The advance of Muslim armies from the southern Levantian city of Medina completely surprised the two Olympian superpowers of the time: the Roman and Persian empires. In December 634 Muslim armies captured the Roman city of Damascus, in 636 they defeated the Persians and took control of Mesopotamia, and by 637 they had taken control of the eastern Mediterranean coast from the Romans and so controlled all of the geocultural province of Levantia.

By 641 they had captured Alexandria and controlled Egypt.

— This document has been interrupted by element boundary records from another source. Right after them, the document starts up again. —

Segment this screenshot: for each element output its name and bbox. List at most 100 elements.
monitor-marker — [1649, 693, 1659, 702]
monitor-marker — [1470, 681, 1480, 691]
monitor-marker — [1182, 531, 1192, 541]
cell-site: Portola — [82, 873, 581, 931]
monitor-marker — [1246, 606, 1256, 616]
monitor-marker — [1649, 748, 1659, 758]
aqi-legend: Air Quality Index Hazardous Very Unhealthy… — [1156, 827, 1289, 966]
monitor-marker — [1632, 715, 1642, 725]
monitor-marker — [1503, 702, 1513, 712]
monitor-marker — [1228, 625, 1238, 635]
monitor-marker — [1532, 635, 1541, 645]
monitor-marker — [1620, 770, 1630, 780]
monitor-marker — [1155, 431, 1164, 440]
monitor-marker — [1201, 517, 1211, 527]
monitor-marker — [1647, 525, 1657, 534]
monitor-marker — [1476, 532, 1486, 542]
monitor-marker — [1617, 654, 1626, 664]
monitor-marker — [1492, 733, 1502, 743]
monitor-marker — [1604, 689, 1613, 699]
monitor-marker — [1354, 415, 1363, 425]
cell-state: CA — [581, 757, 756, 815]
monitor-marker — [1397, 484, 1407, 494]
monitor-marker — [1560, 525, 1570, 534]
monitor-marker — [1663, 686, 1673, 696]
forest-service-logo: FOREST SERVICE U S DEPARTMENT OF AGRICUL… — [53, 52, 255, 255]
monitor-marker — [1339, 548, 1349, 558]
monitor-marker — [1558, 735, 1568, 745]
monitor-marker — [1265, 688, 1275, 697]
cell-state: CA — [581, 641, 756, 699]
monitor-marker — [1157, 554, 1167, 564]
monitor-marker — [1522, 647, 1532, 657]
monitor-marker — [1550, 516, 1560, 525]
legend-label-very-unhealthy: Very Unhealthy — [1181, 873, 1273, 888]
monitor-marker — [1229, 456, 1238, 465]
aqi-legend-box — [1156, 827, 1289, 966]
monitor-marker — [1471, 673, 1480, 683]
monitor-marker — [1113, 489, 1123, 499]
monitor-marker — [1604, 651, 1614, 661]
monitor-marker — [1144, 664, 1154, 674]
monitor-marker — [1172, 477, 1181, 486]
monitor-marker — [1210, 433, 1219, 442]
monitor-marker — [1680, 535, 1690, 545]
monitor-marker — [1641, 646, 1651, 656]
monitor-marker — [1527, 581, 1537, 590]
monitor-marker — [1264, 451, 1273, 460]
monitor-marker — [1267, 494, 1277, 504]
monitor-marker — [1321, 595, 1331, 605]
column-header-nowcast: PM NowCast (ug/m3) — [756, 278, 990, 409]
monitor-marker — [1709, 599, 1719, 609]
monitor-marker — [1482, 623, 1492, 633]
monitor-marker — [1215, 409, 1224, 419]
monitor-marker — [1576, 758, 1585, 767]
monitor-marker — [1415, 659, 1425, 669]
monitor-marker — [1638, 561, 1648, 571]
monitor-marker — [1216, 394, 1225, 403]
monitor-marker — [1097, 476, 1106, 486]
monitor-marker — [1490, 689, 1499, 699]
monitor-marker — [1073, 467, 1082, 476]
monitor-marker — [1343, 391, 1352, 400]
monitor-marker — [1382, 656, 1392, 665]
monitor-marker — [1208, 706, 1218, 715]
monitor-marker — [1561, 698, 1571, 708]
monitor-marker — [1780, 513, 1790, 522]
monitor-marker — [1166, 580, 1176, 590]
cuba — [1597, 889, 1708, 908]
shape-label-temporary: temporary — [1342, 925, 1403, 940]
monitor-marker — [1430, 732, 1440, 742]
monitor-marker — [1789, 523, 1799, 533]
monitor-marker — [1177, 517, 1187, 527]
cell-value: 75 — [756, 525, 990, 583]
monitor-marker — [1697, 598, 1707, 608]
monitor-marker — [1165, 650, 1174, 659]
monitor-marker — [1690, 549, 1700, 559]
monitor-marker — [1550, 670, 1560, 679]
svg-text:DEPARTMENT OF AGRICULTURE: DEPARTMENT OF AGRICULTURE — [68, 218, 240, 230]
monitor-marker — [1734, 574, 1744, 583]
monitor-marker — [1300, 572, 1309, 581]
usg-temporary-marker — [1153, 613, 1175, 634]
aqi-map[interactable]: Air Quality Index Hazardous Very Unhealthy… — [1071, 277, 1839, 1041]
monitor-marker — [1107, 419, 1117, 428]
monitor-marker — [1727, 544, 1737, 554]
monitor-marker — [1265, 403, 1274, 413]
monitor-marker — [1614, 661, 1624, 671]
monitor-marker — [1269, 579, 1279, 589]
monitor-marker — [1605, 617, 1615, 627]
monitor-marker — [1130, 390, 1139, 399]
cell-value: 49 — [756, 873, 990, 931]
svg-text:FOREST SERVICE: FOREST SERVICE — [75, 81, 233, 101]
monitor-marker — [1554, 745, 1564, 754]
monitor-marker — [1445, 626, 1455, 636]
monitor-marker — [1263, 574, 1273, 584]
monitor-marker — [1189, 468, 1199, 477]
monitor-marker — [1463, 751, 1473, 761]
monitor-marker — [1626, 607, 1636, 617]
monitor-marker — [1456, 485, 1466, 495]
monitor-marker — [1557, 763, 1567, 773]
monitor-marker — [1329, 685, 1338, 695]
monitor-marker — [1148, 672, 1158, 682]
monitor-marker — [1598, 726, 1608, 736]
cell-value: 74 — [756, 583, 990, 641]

In 661 the Umayyad dynasty took control of the Caliphate and moved its capital from Medina in southern Levantia to Damascus in coastal Levantia.

It took three separate waves of invasion before the Caliphate destroyed Carthage (698) and took control of Carthaginia in 709.

The Caliphate constantly contested control of Anatolia and Hellenia with the Roman emperor in Constantinople. The Caliphate actually besieged Constantinople itself for the first time from 674-678 but failed to take it. It tried again from 717-718 but again failed to capture it.

In 711 armies of the Caliphate invaded an Iberian peninsula largely ruled by a Visigothic state. By 718 that state had been completely replaced by the Caliphate.

After 718 the Caliphate continued its expansion into Gallia. In 732, however, its advance was halted and reversed at the Battle of Tours by an army led by Charles, called “Martel” or “the Hammer,” ruler of the Franks. The defeat at that battle marked the end of the expansion of the Caliphate into Latin Christendom.

So in the 100 years between the death of Muhammad (632) and defeat in the Battle of Tours (732), the Caliphate established its control in over the Olympian geocultural provinces of Levantia (637), Egypt (641), Carthaginia (709), and Iberia (718).